I got this note from Jack 

...and while he doesn't write here very much, he's still very much a part of the blog's life. We were chatting about something I shared with him that he said reminded him of a piece from the introduction to Fagle's translation of The Iliad. True confession: I have not read it since college. One of the themes of the Iliad is the desire of the Trojans to pay ransom to their attackers. Troy pays and pays yet never seems to want for gold. And it never finds peace. Fagles wrote:

The repeated appeals to accept ransom are not only indicative of Troy's immense wealth, they are also a reminder of Trojan attitudes: they believe, typical of rich, civilized cities, that wealth can always buy a solution, and the illusion that civilized ways of warfare -- quarter for disarmed men or men who surrender, ransom and exchange of prisoners -- are laws as valid and universal as the laws under which their own civilization lives. Inside Troy the manners of civilized life are preserved; there are restraints on anger, there is courtesy to opponents, kindness to the weak -- things that have no place in the armed camp on the shore. ...

Unfortunately for Troy, the Trojans have the defects of their qualities: they are not so much at home in the grim business of war as their opponents.


Jack writes to me, "And wouldn't you love to read [this] to everybody in Italy and Spain. A four-thousand year old war is so very modern (and looking pertty good for Islam)."

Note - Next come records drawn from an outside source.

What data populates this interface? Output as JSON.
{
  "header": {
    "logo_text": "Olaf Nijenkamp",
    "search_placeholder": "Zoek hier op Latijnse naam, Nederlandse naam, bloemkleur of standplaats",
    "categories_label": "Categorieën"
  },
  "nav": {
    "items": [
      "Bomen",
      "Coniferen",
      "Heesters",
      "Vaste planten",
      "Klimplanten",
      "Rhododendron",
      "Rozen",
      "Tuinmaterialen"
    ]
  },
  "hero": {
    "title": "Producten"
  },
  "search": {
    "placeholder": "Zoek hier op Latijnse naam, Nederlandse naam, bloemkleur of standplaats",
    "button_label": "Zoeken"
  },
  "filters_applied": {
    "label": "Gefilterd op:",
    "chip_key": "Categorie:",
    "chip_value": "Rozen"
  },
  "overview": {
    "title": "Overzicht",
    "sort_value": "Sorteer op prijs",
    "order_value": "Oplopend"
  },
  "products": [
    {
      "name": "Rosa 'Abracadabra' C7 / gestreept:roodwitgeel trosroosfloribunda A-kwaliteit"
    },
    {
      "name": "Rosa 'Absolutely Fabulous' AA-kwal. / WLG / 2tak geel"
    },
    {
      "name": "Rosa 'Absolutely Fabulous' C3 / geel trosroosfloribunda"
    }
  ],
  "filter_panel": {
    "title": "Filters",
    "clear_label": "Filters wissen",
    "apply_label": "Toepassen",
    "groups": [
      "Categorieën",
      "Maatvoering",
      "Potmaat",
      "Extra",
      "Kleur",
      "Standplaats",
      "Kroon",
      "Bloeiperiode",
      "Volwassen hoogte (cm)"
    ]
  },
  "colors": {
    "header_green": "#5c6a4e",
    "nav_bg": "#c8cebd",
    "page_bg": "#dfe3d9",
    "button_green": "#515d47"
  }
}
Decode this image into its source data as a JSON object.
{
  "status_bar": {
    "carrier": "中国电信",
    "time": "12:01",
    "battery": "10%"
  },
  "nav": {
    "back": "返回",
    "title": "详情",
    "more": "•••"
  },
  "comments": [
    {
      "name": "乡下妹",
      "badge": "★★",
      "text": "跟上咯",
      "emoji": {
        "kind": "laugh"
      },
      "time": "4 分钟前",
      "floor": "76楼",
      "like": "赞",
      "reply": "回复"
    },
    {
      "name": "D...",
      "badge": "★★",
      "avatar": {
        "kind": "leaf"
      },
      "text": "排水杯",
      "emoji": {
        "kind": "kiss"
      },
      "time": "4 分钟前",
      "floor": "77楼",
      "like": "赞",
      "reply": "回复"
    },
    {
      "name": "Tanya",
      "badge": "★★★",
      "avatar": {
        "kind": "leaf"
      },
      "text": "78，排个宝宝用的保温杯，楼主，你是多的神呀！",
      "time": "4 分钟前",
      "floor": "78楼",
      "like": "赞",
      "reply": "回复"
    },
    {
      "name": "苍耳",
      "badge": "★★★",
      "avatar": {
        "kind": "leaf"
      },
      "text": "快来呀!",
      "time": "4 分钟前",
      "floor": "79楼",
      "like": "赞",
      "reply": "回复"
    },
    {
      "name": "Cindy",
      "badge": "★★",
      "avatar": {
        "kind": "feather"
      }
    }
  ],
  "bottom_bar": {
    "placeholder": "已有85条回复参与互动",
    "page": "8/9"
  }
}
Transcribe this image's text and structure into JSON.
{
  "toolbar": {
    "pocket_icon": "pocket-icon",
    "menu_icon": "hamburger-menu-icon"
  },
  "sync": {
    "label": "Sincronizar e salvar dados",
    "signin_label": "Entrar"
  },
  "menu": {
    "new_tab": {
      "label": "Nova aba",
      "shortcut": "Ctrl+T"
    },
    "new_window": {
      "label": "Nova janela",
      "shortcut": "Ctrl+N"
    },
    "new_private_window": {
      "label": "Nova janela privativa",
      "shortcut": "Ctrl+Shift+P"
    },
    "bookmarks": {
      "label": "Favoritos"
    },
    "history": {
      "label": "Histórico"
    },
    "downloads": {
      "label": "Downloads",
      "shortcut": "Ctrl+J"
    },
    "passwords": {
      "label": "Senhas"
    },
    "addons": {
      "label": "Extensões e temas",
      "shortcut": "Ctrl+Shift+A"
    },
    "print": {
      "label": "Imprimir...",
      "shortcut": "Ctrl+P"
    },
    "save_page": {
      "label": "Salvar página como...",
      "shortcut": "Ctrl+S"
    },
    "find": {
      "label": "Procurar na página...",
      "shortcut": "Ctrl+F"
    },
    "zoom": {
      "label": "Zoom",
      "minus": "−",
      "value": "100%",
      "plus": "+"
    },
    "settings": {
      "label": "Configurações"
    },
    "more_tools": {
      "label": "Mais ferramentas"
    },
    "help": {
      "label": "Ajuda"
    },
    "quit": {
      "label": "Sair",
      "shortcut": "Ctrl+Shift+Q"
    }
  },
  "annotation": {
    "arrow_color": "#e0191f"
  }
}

Or to the candidates. Fagles quotes from Simone Weil's The Iliad or the Poem of Force that one's view of the epic depends on one's view of force.
The human soul, in this poem, is shown always in relation to force; swept away, blinded by the force it thinks it can direct, bent under the pressure of the force to which it is subjected. Those who had dreamed that force, thanks to progress, now belonged to the past, have seen the poem as a historic document; those who can see that force, today as in the past, is at the center of all human history, find in the Iliad its most beautiful, its purest mirror.
Do the candidates view the Iliad in the same way? Do appeals to "global tests" sound like the words of a man who thinks force is forever present in the world, that evil has not been consigned to history? What about the fellow whose policy prescription is "the best way to protect this homeland is to stay on the offense"? Or "But to say that there's only one focus on the war on terror doesn't really understand the nature of the war on terror."

A man with a tragic vision of the world says "You know my opinion on North Korea. I can't say it any more plainly."

I don't know if there are two Americas, but there surely are two candidates now.

I will add Fagles' Iliad to my nightstand. Thanks, Jack.